Learning better ways to solve systems of linear equations
16 Dec 2021I’ve been going into this numerical methods vortex for a couple months, which may or may not turn out to have been a good thing – and am learning a lot. In a post on N-view triangulation, there’s a linear least-squares minimization problem and I suggested solving it with the normal equations:
This is starting to look like a least squares problem!

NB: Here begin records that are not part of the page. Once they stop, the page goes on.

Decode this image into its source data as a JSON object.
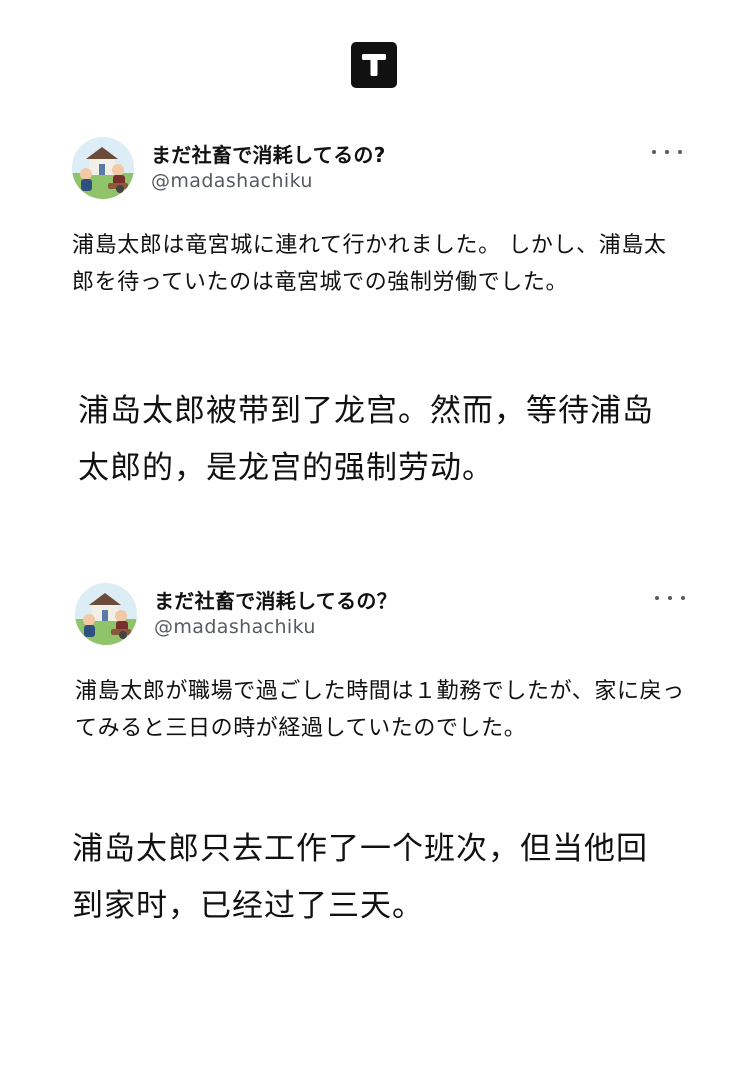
{
  "app": {
    "logo_letter": "T"
  },
  "posts": [
    {
      "author": {
        "name": "まだ社畜で消耗してるの?",
        "handle": "@madashachiku"
      },
      "text": "浦島太郎は竜宮城に連れて行かれました。 しかし、浦島太郎を待っていたのは竜宮城での強制労働でした。",
      "translation": "浦岛太郎被带到了龙宫。然而，等待浦岛太郎的，是龙宫的强制劳动。"
    },
    {
      "author": {
        "name": "まだ社畜で消耗してるの？",
        "handle": "@madashachiku"
      },
      "text": "浦島太郎が職場で過ごした時間は１勤務でしたが、家に戻ってみると三日の時が経過していたのでした。",
      "translation": "浦岛太郎只去工作了一个班次，但当他回到家时，已经过了三天。"
    }
  ],
  "icons": {
    "logo": "t-logo-icon",
    "more": "more-horizontal-icon",
    "avatar": "avatar-illustration"
  },
  "colors": {
    "text": "#111111",
    "handle": "#555b60",
    "logo_bg": "#111111"
  }
}
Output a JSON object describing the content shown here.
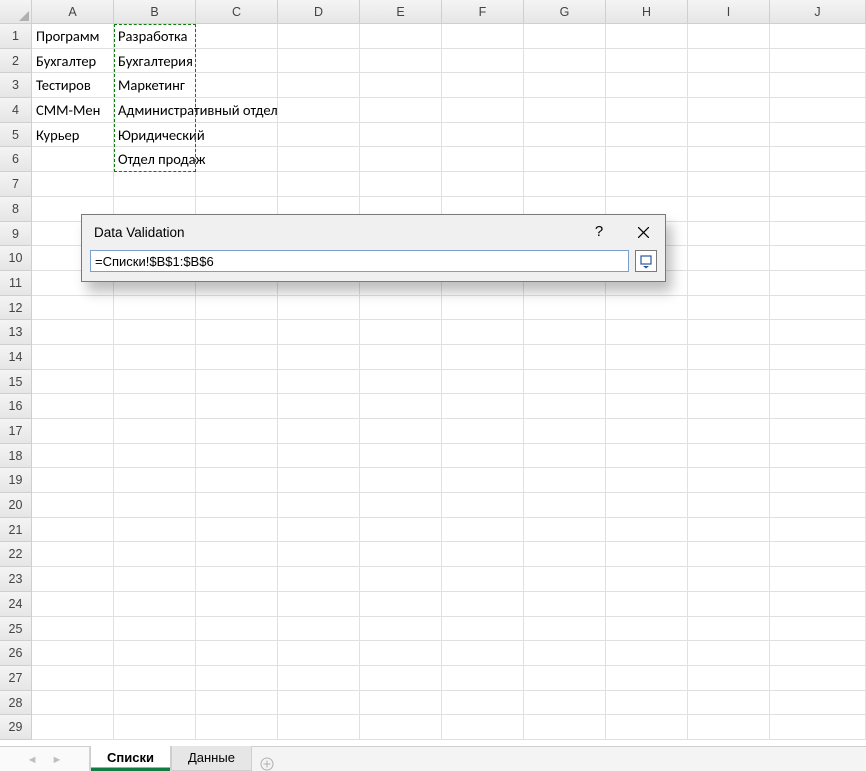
{
  "columns": [
    "A",
    "B",
    "C",
    "D",
    "E",
    "F",
    "G",
    "H",
    "I",
    "J"
  ],
  "rows": [
    1,
    2,
    3,
    4,
    5,
    6,
    7,
    8,
    9,
    10,
    11,
    12,
    13,
    14,
    15,
    16,
    17,
    18,
    19,
    20,
    21,
    22,
    23,
    24,
    25,
    26,
    27,
    28,
    29
  ],
  "cellsA": [
    "Программист",
    "Бухгалтер",
    "Тестировщик",
    "СММ-Менеджер",
    "Курьер"
  ],
  "cellsA_vis": [
    "Программ",
    "Бухгалтер",
    "Тестиров",
    "СММ-Мен",
    "Курьер"
  ],
  "cellsB": [
    "Разработка",
    "Бухгалтерия",
    "Маркетинг",
    "Административный отдел",
    "Юридический",
    "Отдел продаж"
  ],
  "dialog": {
    "title": "Data Validation",
    "formula": "=Списки!$B$1:$B$6",
    "help": "?"
  },
  "tabs": [
    {
      "label": "Списки",
      "active": true
    },
    {
      "label": "Данные",
      "active": false
    }
  ],
  "icons": {
    "add": "⊕"
  }
}
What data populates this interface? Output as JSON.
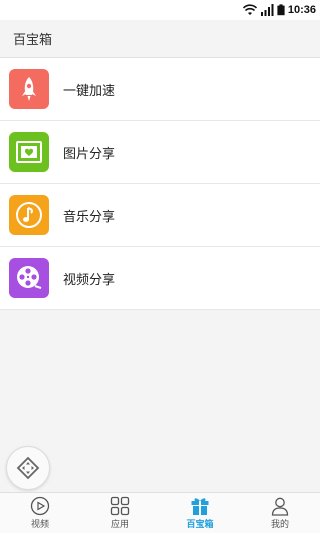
{
  "status_bar": {
    "time": "10:36",
    "icons": [
      "wifi-icon",
      "signal-icon",
      "battery-icon"
    ]
  },
  "header": {
    "title": "百宝箱"
  },
  "list": {
    "items": [
      {
        "label": "一键加速",
        "icon": "rocket-icon",
        "color": "#f36c5f"
      },
      {
        "label": "图片分享",
        "icon": "picture-icon",
        "color": "#6cc11e"
      },
      {
        "label": "音乐分享",
        "icon": "music-note-icon",
        "color": "#f5a31a"
      },
      {
        "label": "视频分享",
        "icon": "film-reel-icon",
        "color": "#a64fe0"
      }
    ]
  },
  "floating_button": {
    "icon": "direction-pad-icon"
  },
  "tabbar": {
    "tabs": [
      {
        "label": "视频",
        "icon": "play-circle-icon",
        "active": false
      },
      {
        "label": "应用",
        "icon": "app-grid-icon",
        "active": false
      },
      {
        "label": "百宝箱",
        "icon": "gift-icon",
        "active": true
      },
      {
        "label": "我的",
        "icon": "person-icon",
        "active": false
      }
    ],
    "active_color": "#22a0dc"
  }
}
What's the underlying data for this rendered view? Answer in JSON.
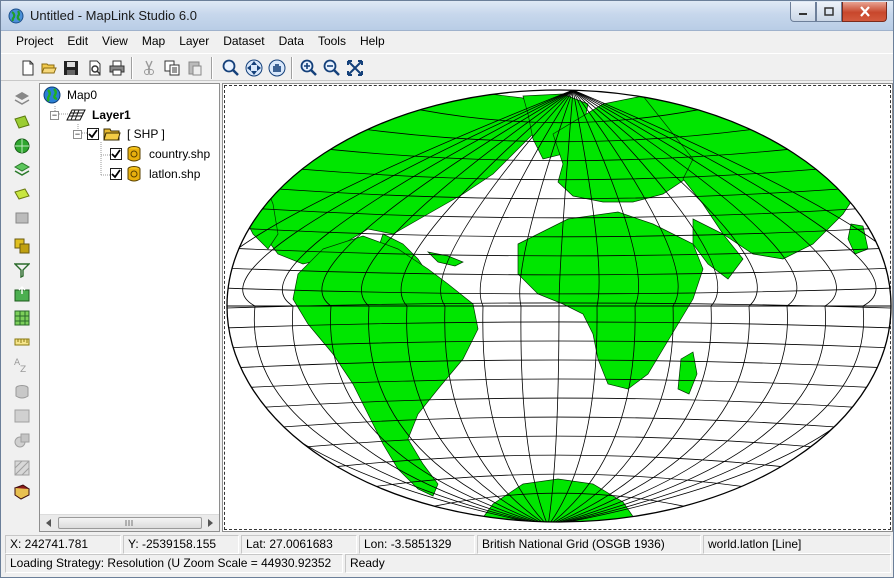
{
  "window": {
    "title": "Untitled - MapLink Studio 6.0"
  },
  "menu": [
    "Project",
    "Edit",
    "View",
    "Map",
    "Layer",
    "Dataset",
    "Data",
    "Tools",
    "Help"
  ],
  "tree": {
    "root": "Map0",
    "layer": "Layer1",
    "group": "[ SHP ]",
    "files": [
      "country.shp",
      "latlon.shp"
    ]
  },
  "status": {
    "x": "X: 242741.781",
    "y": "Y: -2539158.155",
    "lat": "Lat: 27.0061683",
    "lon": "Lon: -3.5851329",
    "projection": "British National Grid (OSGB 1936)",
    "dataset": "world.latlon [Line]",
    "loading": "Loading Strategy: Resolution (U Zoom Scale = 44930.92352",
    "ready": "Ready"
  },
  "colors": {
    "land": "#00e600",
    "ocean": "#ffffff",
    "graticule": "#000000"
  }
}
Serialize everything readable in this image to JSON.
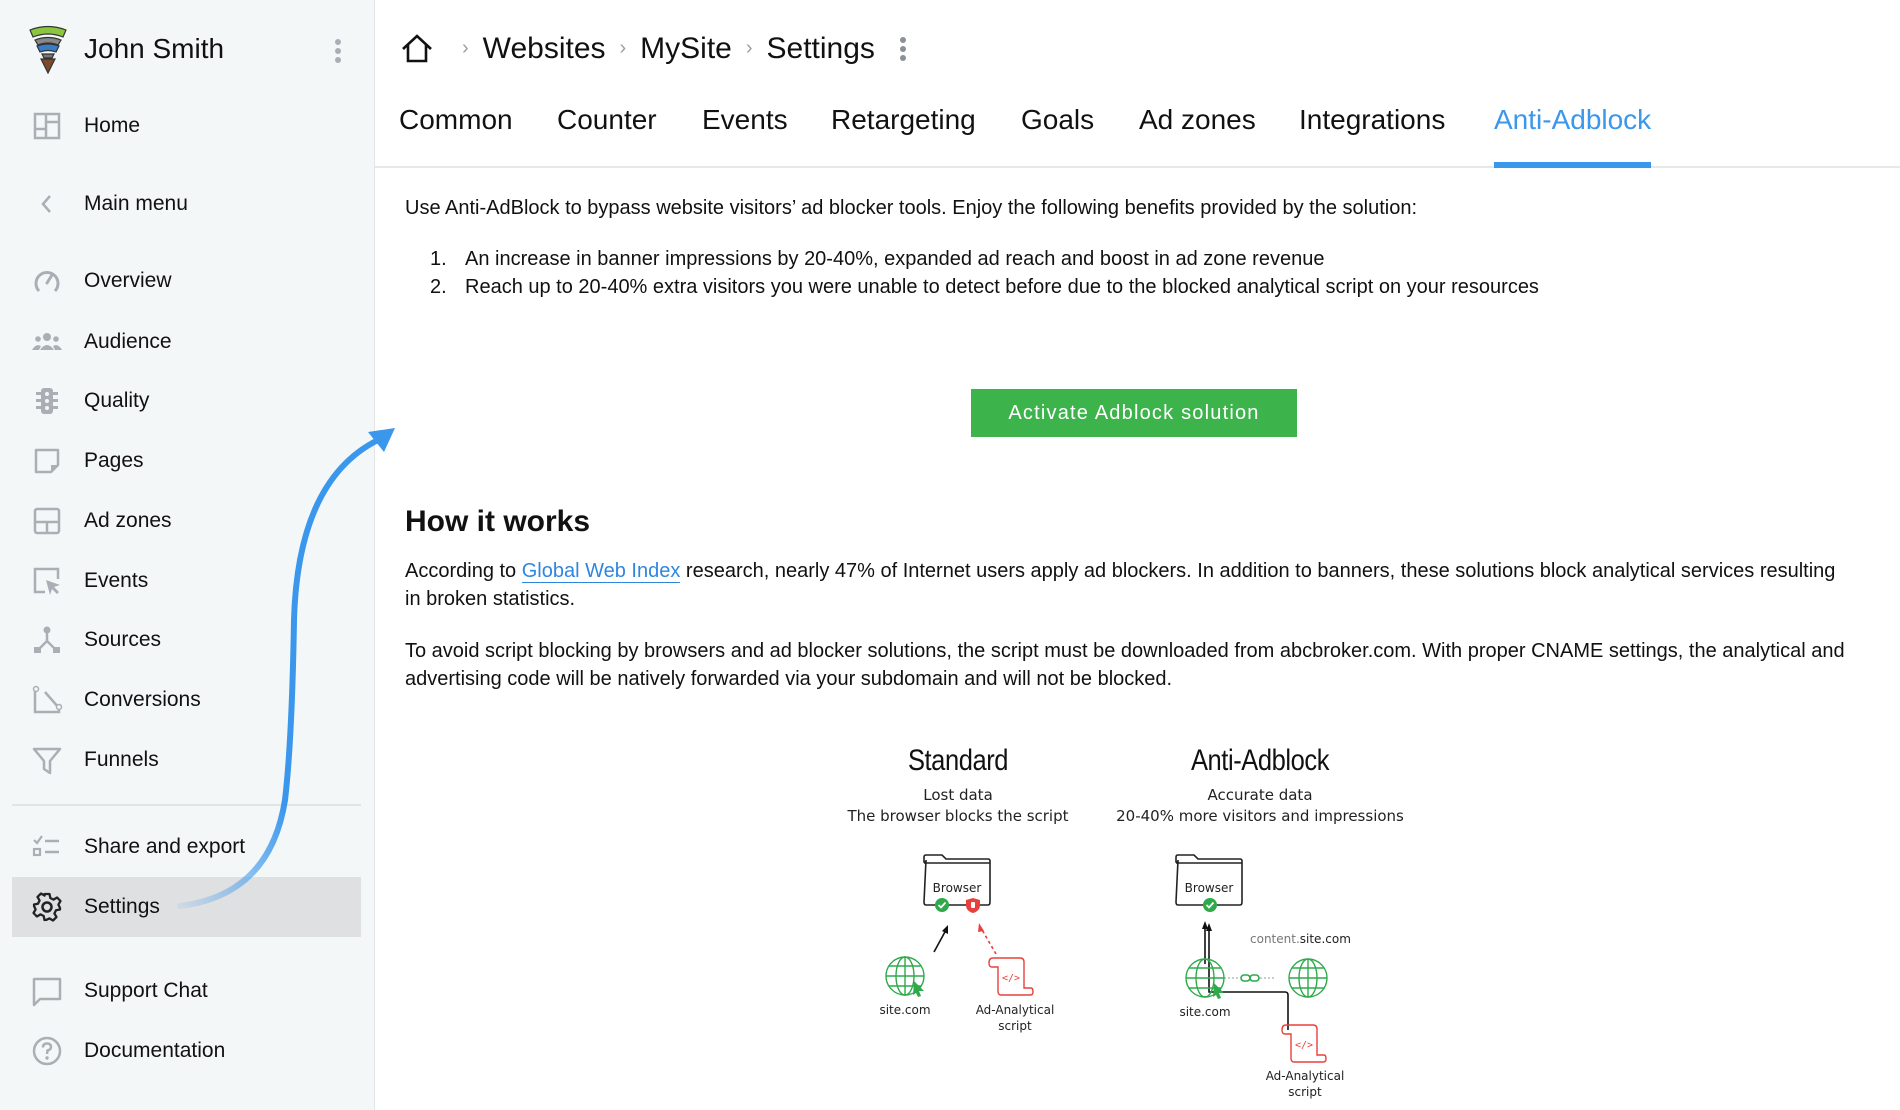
{
  "sidebar": {
    "user_name": "John Smith",
    "items": [
      {
        "id": "home",
        "label": "Home",
        "icon": "dashboard-icon"
      },
      {
        "id": "main-menu",
        "label": "Main menu",
        "icon": "chevron-left-icon"
      },
      {
        "id": "overview",
        "label": "Overview",
        "icon": "speedometer-icon"
      },
      {
        "id": "audience",
        "label": "Audience",
        "icon": "people-icon"
      },
      {
        "id": "quality",
        "label": "Quality",
        "icon": "traffic-light-icon"
      },
      {
        "id": "pages",
        "label": "Pages",
        "icon": "note-icon"
      },
      {
        "id": "ad-zones",
        "label": "Ad zones",
        "icon": "layout-icon"
      },
      {
        "id": "events",
        "label": "Events",
        "icon": "cursor-select-icon"
      },
      {
        "id": "sources",
        "label": "Sources",
        "icon": "branch-icon"
      },
      {
        "id": "conversions",
        "label": "Conversions",
        "icon": "conversion-icon"
      },
      {
        "id": "funnels",
        "label": "Funnels",
        "icon": "funnel-icon"
      },
      {
        "id": "share-and-export",
        "label": "Share and export",
        "icon": "checklist-icon"
      },
      {
        "id": "settings",
        "label": "Settings",
        "icon": "gear-icon",
        "active": true
      },
      {
        "id": "support-chat",
        "label": "Support Chat",
        "icon": "chat-icon"
      },
      {
        "id": "documentation",
        "label": "Documentation",
        "icon": "help-circle-icon"
      }
    ]
  },
  "breadcrumb": {
    "items": [
      "Websites",
      "MySite",
      "Settings"
    ],
    "separator": "›"
  },
  "tabs": [
    {
      "label": "Common"
    },
    {
      "label": "Counter"
    },
    {
      "label": "Events"
    },
    {
      "label": "Retargeting"
    },
    {
      "label": "Goals"
    },
    {
      "label": "Ad zones"
    },
    {
      "label": "Integrations"
    },
    {
      "label": "Anti-Adblock",
      "active": true
    }
  ],
  "main": {
    "intro": "Use Anti-AdBlock to bypass website visitors’ ad blocker tools. Enjoy the following benefits provided by the solution:",
    "benefits": [
      {
        "num": "1.",
        "text": "An increase in banner impressions by 20-40%, expanded ad reach and boost in ad zone revenue"
      },
      {
        "num": "2.",
        "text": "Reach up to 20-40% extra visitors you were unable to detect before due to the blocked analytical script on your resources"
      }
    ],
    "activate_button": "Activate Adblock solution",
    "how_title": "How it works",
    "para1_before": "According to ",
    "para1_link": "Global Web Index",
    "para1_after": " research, nearly 47% of Internet users apply ad blockers. In addition to banners, these solutions block analytical services resulting in broken statistics.",
    "para2": "To avoid script blocking by browsers and ad blocker solutions, the script must be downloaded from abcbroker.com. With proper CNAME settings, the analytical and advertising code will be natively forwarded via your subdomain and will not be blocked."
  },
  "diagram": {
    "standard": {
      "title": "Standard",
      "subtitle1": "Lost data",
      "subtitle2": "The browser blocks the script",
      "browser_label": "Browser",
      "site_label": "site.com",
      "script_label1": "Ad-Analytical",
      "script_label2": "script"
    },
    "anti": {
      "title": "Anti-Adblock",
      "subtitle1": "Accurate data",
      "subtitle2": "20-40% more visitors and impressions",
      "browser_label": "Browser",
      "site_label": "site.com",
      "content_prefix": "content.",
      "content_domain": "site.com",
      "script_label1": "Ad-Analytical",
      "script_label2": "script"
    }
  },
  "colors": {
    "accent": "#3a97ec",
    "button": "#3cb44b",
    "success": "#2eaa4a",
    "blocked": "#e8403c",
    "icon_gray": "#a9afb5"
  }
}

Ok, rearranging,
\[\mathbf{A}_{1:3} \begin{bmatrix} X_w\\ Y_w\\ Z_w \end{bmatrix} = -\mathbf{A}_{4}\]
\[\begin{bmatrix} X_w\\ Y_w\\ Z_w \end{bmatrix} = -(\mathbf{A}_{1:3}^T\mathbf{A}_{1:3})^{-1}\mathbf{A}_{1:3}^T\mathbf{A}_{4}\]
And I didn’t even know the term normal equations
, the \(x^{*} = (A^TA)^{-1}A^Tb\) formulation was the way solving linear least squares minimization problems of \(Ax=b\) was presented in my optimization class (where we solved these problems by hand during tests). I’ve since found out (not today, but over time) that the normal equation route is the least stable, you’re better off using a decomposition-based method (SVD, for example). This is explained in Appendix 5 of Hartley and Zisserman 2003.
When it comes to getting code to work, the Eigen docs have a really good page on solving linear least squares with the pros and cons of the different methods/ implementations. For example:
The three methods discussed on this page are the SVD decomposition, the QR decomposition and normal equations. Of these, the SVD decomposition is generally the most accurate but the slowest, normal equations is the fastest but least accurate, and the QR decomposition is in between.
References
[MVG2004] Richard Hartley and Andrew Zisserman, Multiple View Geometry in Computer Vision, 2nd edition. 2004. Cambridge University Press, ISBN: 0521540518. link.